Ketua Tim Ekspedisi Sapat Hawung mengatakan jika eksplorasi ini menjadi penting dalam dunia konservasi, terlebih bagi pemangku kepentingan di dunia konservasi. Ditambah lagi, masih banyak wilayah di Indonesia yang belum terjamah dan belum terinventarisasi, seperti di Sapat Hawung.

“Kementerian LHK khususnya Ditjen KSDAE, dan di wilayah ada UPT BKSDA, itu mengemban amanah untuk menyelenggarakan konservasi kehati (keanekaragaman hayati), untuk bisa menyelenggarakan konservasi kehati dengan benar, kita harus paham apa yang harus kita kelola dan jaga, itulah pentingnya eksplorasi, dan masih banyak wilayah yang belum tereksplorasi,” jelas Sadtata saat diwawancarai di acara Rakornis Ditjen KSDAE Tahun 2024, Selasa (16/01/2024). 


Manajemen Ekspedisi

Menyiapkan eksplorasi atau sebuah ekspedisi tentu tidak mudah. Pernyataan ini diakui oleh Iwan Sujatmiko, analis monitoring, evaluasi dan pelaporan di BKSDA Kalteng, saat ditemui di Rakornis Ditjen KSDAE Tahun 2024 di Auditorium Ir. Soedjarwo, Jakarta, Selasa (16/01/2023) lalu. Iwan menjelaskan, banyak hal yang harus disiapkan, di antaranya fisik anggota tim, perencanaan rute yang akan ditempuh, perencanaan kebutuhan logistik, dan perencanaan pendanaan. “Perencanaan dan pendanaan itu penting. Penganggaran paling besar dalam Ekspedisi Sapat Hawung ini adalah biaya untuk transportasi, logistik dan upah masyarakat yang terlibat dalam ekspedisi,” jelas Iwan Sujatmiko. 

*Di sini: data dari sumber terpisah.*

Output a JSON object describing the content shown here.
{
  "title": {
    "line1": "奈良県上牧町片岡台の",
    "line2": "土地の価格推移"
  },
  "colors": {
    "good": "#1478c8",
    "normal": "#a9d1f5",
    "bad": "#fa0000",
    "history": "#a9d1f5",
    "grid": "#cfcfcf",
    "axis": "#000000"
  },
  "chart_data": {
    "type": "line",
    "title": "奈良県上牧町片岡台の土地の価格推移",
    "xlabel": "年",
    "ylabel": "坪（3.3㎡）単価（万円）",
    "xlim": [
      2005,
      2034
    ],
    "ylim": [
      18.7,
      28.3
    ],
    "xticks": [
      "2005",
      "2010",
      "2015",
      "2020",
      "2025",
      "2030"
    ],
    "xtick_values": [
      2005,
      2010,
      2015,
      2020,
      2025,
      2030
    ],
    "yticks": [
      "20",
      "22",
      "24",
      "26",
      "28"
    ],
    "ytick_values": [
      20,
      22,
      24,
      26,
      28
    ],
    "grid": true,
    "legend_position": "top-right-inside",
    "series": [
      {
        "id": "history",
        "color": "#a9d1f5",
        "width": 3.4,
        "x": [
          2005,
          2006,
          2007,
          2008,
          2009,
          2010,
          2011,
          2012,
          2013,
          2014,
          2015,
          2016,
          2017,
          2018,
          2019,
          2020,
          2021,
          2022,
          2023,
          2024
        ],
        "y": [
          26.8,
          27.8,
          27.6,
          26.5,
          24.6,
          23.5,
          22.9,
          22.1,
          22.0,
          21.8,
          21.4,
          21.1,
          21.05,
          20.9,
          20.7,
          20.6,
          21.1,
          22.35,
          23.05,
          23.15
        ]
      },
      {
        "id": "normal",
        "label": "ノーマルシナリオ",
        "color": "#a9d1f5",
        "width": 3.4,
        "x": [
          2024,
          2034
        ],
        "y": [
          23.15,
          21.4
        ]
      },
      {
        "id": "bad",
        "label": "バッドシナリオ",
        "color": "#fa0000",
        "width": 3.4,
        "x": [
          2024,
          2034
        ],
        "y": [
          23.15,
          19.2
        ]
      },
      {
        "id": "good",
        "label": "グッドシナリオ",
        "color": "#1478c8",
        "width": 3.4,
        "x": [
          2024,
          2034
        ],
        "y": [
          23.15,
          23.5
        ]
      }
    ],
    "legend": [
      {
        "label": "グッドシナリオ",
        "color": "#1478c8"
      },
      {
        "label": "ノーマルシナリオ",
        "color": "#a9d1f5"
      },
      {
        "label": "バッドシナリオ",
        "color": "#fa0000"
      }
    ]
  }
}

Iwan juga menjelaskan jika lokasi penjelajahan di Sapat Hawung cukup sulit dan remote, sehingga membutuhkan waktu dan biaya yang tak sedikit. Terlebih, jalur yang akan ditempuh tim ekspedisi tidak hanya darat, tapi juga air. Iwan menyebutkan tim harus menyewa perahu kecil untuk membawa tim dari kampung terakhir yang ditemui, menuju kawasan Cagar Alam Sapat Hawung yang lebih dalam. Akan tetapi, perencanaan yang sudah dibuat, terkadang harus dihadapkan dengan kondisi alam yang tidak menentu. Sehingga, tim harus sudah siap dengan rencana tambahan dengan memperhitungkan kondisi alam di sepanjang rute, dan menyesuaikan dengan anggaran yang sudah direncanakan.

Menurut Iwan, perencanaan Ekspedisi Sapat Hawung kali ini lebih matang dibanding ekspedisi yang pernah dilakukan BKSDA Kalimantan Tengah sebelumnya. BKSDA Kalteng pernah melakukan ekspedisi serupa di tahun 2009 dan 2011, namun Iwan menyebut jika perencanaan dua ekspedisi sebelumnya, tidak cukup matang sehingga hasil yang diperoleh belum cukup memuaskan. “Belajar dari pengalaman yang ada, (di ekspedisi kali ini) kami membuat semua kegiatan benar-benar terencana, terutama dari segi pendanaan. Kami bersyukur banyak mitra yang men-support,” jelas Iwan.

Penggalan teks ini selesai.